The potential that open source has in healthcare may be best summarised by these three features:

. Unconstrained innovation – ideas and ambitions can be shared by folk who are oceans apart

. Transparent credibility -allowing immediate detailed scrutiny immediately boosts credibility

. Decentralized control – amendments and improvement can come from the bottom up

We know that open source software and related platforms are positively disrupting whole industries with tools from Android to Redis to WordPress, to name just three.

As one example, look at what Walmart did with its Walmart.com platform in the last few months… they open sourced it to the world. 

The reality is that the open source “platform” technology that healthcare requires was not available to the market in 2014/2015.  We are still in the early days of making that available.

Disruption through Ripple

Our attempts within Leeds to move in that direction produced benefits and results and have transformed care in Leeds, yet the platform we built there was difficult to reuse elsewhere. This gave rise to the related Ripple OS initiative, funded by Tech Fund, which evolved out of Leeds and continues the push to positively disrupt the market.

Ripple now provides an open source user interface framework, integration technology and an openEHR based Clinical Data Repository, to support such diverse needs as a Person Held Record, Electronic Patient Record and Integrated Digital Care Records.

We’ve also established a Ripple Foundation Community Interest Company to support both clinical innovators who understand this push and want to pioneer in this direction, as well as support a growing number of commercial organisations who want to service this need.

Of course Ripple effort is only one of a range of efforts, Endeavour Health being another, and part of a wider push to open source platform technology and tools, to positively disrupt the healthcare market to survive and thrive in the years ahead.

We’ll look back on the ‘dark ages’ of health IT

When I’ve spoken publicly in the past, I’ve said, in my humble opinion, that folk will look back at the current state of health IT, with its acknowledged poor usability, difficult integration and interoperability and generally poor fit with patient-centred care, as the ‘dark ages’ of health IT.
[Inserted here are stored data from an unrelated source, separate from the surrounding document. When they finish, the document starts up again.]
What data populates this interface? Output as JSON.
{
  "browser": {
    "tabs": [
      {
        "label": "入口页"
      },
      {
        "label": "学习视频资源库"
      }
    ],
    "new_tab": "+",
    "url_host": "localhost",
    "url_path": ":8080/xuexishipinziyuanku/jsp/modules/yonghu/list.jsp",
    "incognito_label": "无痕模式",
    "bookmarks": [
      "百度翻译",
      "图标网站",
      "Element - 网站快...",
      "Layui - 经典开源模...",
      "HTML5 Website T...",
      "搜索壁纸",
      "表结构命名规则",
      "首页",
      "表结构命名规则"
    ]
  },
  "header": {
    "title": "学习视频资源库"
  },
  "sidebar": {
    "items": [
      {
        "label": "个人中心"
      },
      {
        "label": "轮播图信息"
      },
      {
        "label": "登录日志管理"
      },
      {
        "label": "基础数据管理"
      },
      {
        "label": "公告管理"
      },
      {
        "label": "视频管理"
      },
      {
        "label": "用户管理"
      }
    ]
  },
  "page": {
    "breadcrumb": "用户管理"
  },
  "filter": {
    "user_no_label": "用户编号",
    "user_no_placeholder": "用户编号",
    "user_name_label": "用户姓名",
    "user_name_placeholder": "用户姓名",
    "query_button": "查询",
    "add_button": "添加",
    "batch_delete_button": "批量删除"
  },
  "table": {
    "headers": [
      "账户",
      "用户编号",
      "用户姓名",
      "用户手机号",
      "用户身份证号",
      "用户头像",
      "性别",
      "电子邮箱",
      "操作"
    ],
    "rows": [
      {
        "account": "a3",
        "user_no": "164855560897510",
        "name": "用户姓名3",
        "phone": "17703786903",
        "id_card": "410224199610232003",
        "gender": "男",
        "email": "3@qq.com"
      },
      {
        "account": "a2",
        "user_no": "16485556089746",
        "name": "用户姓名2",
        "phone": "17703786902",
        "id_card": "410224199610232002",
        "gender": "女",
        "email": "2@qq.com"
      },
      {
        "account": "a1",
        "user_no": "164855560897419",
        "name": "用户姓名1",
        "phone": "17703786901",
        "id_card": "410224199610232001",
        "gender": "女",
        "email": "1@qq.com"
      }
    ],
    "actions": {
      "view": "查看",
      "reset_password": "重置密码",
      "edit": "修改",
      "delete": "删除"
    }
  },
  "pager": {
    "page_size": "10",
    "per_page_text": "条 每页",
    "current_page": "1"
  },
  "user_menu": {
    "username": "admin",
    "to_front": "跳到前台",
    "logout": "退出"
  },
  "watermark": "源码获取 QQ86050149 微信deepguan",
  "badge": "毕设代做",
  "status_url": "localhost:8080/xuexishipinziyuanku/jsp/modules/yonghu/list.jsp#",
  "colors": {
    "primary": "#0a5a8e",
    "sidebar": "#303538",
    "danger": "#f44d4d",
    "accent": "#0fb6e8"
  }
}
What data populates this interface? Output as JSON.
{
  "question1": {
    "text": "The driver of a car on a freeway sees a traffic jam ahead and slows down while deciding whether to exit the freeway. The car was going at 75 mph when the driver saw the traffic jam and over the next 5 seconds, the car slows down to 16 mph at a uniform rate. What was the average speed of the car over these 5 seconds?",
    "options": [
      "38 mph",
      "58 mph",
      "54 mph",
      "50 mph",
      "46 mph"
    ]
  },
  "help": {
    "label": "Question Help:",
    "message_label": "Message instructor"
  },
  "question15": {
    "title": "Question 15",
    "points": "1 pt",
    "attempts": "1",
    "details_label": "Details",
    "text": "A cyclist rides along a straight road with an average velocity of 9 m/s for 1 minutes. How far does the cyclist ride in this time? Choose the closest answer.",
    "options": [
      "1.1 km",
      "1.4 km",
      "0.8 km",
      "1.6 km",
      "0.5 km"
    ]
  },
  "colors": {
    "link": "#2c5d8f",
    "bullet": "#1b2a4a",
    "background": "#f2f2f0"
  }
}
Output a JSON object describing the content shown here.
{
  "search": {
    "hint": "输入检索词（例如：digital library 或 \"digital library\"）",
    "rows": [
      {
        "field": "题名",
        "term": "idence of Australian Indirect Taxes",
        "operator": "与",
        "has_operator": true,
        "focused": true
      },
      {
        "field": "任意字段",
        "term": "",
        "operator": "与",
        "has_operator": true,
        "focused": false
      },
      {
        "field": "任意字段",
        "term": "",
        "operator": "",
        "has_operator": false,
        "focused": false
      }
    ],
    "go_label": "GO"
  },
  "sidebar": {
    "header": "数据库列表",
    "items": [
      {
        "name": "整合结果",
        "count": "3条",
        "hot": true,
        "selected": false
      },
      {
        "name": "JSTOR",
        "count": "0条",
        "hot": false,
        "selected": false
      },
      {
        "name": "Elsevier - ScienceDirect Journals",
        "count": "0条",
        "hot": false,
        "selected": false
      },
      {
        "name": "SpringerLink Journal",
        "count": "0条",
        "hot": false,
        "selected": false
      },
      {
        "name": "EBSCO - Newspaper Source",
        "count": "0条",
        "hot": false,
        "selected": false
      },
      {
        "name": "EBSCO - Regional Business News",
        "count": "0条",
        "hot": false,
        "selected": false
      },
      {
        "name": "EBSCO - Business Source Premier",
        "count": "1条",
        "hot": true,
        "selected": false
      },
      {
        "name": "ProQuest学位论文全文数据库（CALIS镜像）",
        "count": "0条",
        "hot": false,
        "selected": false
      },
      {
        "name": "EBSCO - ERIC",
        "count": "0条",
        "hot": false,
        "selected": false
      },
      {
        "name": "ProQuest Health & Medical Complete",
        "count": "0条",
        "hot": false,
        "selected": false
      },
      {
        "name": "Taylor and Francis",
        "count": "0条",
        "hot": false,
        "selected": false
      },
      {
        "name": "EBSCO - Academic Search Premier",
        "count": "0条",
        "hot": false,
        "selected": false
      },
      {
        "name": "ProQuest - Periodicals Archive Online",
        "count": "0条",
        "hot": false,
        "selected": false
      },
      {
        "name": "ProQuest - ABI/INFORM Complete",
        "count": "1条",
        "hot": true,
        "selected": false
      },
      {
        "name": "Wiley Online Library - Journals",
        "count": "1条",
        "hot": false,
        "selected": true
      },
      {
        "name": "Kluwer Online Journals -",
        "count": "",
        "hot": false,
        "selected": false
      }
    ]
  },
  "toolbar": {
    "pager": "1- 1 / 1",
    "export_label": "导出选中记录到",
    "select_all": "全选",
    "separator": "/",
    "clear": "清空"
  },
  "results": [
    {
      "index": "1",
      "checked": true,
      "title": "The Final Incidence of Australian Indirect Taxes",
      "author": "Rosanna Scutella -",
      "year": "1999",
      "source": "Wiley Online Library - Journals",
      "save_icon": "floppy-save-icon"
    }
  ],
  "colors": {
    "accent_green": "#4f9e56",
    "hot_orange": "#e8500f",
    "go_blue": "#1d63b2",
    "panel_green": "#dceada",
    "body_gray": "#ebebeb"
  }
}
If one thinks of the era of alchemy before the advent of open scientific methodologies, that helps to explain the dark art of using proprietary information systems in healthcare, which is the antithesis to the “publish or perish” advancement of medical science that I was educated in.

Change to open source platform will take time

I know this open source platform change will not happen overnight, it will take time, years, perhaps decades even to succeed, yet this change can and will transform healthcare forever.

So I think it’s important that readers can put the NHS focus on Open Source over 2014-15 in a broader, longer context.

Is it an easy road to move healthcare forward? No. Then again that’s what leadership is about – taking the road less traveled. The latest NHS England senior team may have history and an affiliation for the more established players in the US/UK market for now, yet as you suggest there are wider, more global market issues playing out here.

It appears smart and sensible to some of us that a percentage of available funding should be available to support an open option… the year is now 2017 and these may yet again be revolutionary times.